As students were filling the gaps, I noticed a few students underlining frame and decided it was worth focusing on once we’d finished going through the tasks. Students completed the task, compared gapped words in pairs, and discussed how they felt about each request. I then rounded up by eliciting missing words, clarifying why they were the answers, pointing out extra examples such as Just a quick one to say congratulations on passing your exam / Just a quick one to let you know I can’t make tonight and so on. We then discussed the requests before finally rounding up by exploring some of the ambient language.
I explained what frame meant in the context students had encountered it, drew a little picture and pointed to the example in the middle below. I said it could also be a verb and that it’s often used in the passive, as in the example at the bottom. Then, in a moment of wild optimism, I launched into a detailed explanation of the top sentences and tried to convey the idea of the police framing people – and was met with utter bemusement and confusion. Clutching at straws, I tried suggesting that the police needed a face that matched the crime, so they put anyone they could into ‘the frame’ and photographed them and said they were guilty. I was on one of those rolls that are so hard to get off once you’re on them, despite the fact that within thirty seconds of embarking on them you know in your gut that you have to exit stage left pretty pronto!
Here’s the board my poor, baffled weak Intermediate students were left with afterwards.

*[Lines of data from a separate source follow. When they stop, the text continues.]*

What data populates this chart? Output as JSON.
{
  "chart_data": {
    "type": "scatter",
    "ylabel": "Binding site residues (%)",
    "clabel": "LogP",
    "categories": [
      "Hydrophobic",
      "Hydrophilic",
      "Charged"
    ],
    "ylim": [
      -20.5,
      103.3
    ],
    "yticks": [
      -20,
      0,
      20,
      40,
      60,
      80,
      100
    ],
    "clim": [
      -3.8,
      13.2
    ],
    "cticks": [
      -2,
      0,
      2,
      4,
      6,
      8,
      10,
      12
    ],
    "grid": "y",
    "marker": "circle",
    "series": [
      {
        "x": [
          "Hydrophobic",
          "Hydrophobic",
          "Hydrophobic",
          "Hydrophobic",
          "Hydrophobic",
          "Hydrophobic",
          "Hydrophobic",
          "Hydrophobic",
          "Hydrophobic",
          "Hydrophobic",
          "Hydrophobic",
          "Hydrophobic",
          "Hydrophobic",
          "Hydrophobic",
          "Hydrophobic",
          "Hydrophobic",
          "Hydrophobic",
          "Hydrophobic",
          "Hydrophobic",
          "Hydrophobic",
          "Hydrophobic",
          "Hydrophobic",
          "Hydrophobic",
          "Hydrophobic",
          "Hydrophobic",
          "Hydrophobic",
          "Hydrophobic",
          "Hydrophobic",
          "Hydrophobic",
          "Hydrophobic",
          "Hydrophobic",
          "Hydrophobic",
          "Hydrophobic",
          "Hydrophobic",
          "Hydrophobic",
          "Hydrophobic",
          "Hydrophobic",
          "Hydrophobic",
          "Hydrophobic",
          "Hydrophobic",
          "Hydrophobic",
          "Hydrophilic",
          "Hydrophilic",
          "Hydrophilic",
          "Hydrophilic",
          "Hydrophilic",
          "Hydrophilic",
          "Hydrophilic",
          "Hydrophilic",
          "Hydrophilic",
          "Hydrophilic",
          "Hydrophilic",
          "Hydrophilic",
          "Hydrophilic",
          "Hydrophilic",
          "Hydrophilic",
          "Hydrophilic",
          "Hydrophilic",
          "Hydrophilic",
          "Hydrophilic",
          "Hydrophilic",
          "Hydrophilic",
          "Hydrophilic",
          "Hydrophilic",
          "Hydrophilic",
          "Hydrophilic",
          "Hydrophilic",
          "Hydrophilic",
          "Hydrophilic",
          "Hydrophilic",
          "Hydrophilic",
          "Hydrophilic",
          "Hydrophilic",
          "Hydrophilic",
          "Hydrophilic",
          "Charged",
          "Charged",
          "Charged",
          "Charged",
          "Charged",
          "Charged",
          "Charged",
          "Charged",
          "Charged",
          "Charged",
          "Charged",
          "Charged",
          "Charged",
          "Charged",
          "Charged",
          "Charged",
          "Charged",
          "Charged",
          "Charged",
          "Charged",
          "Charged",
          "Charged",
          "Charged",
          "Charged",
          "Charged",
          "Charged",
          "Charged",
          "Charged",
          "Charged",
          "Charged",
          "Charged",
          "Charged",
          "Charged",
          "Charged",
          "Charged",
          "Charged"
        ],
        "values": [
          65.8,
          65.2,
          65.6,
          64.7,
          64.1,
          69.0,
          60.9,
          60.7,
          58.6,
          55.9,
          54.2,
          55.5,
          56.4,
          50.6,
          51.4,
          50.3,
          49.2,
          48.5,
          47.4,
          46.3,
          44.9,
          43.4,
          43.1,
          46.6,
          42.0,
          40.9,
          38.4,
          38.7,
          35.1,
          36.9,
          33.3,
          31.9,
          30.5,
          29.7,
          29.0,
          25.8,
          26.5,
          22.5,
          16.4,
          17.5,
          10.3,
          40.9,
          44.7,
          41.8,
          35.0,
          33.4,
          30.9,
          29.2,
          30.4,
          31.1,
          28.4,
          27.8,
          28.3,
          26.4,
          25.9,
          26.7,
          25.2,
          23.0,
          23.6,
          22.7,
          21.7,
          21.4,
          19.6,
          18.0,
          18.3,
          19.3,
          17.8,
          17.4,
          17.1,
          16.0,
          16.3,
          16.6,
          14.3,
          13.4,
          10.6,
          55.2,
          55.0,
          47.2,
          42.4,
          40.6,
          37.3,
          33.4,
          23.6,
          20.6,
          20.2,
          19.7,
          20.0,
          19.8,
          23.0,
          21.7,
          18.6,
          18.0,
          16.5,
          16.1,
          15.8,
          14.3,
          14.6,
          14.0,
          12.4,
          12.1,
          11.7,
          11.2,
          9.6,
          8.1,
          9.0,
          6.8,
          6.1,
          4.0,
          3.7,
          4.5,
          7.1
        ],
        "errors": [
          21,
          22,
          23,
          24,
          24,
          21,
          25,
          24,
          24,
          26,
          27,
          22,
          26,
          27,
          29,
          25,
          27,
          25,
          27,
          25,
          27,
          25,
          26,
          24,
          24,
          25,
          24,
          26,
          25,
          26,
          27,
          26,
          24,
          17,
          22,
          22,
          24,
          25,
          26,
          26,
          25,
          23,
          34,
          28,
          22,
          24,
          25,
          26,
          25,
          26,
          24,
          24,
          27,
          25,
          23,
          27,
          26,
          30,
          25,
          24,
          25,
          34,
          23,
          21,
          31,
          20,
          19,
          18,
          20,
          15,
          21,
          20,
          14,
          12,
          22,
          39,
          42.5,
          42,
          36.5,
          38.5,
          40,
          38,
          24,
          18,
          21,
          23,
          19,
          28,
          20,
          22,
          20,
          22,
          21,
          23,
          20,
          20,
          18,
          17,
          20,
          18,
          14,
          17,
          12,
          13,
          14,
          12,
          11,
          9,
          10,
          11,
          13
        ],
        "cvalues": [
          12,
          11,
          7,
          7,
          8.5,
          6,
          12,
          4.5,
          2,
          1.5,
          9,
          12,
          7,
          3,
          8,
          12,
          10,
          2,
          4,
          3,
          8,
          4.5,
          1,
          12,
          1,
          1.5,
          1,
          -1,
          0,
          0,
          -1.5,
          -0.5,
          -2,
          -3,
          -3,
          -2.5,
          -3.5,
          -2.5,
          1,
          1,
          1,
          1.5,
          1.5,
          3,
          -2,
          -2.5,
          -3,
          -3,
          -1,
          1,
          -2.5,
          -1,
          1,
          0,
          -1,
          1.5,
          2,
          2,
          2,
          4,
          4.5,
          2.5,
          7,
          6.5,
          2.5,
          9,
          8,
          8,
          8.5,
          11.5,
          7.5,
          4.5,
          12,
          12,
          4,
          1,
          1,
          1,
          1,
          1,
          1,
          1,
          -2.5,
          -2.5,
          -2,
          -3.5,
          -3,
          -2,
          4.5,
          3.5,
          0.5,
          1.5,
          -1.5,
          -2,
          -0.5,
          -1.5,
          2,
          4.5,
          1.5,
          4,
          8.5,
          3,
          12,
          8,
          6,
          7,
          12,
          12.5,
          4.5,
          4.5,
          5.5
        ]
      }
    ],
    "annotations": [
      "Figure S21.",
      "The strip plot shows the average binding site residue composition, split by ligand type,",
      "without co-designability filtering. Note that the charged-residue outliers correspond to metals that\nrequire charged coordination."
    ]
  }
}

On reflection after class, it sank in that not only was this clearly a bridge too far, a classic case of more being less from the students’ point of view, but also in a sense a missed opportunity, as other far saner examples could’ve been focused on. Frame is a two-star noun and a one-star verb in the Macmillan dictionary, meaning that as a noun it’s among the 5000 most common words in the language, and as a verb among the most common 7500. Clearly this makes it worth a moment of attention.
However, it’d make most sense to focus on FIRST the word as it’s found in the context it’s encountered it, then maybe the verb – and the fact it’s frequently passive, as above – so I could maybe have added We had it framed in this shop near our house or something similar. It may well have been wise just to stop there, quit while the going was good, but if expansion was worth doing, then parallel meanings less oblique than being framed by the police would’ve worked better. I could’ve pointed to a window frame, mentioned the IKEA bed frames you have to put together yourself, talked about bike frames or choosing the best frames for a pair of glasses. All of these retain a basic and transparent conceptual similarity with the word taught, in a way that other minefields I could also have stumbled into – frame by frame, a shiver shook her small frame, frame a proposal, frame a question – really don’t.
Of course, had there been any super bright students who’d asked if you can also say frame a person, it might’ve been worth dealing with it. As things stood, though, rather than spiraling ever outwards, perhaps drilling deeper and staying closer to home may well have been best practice.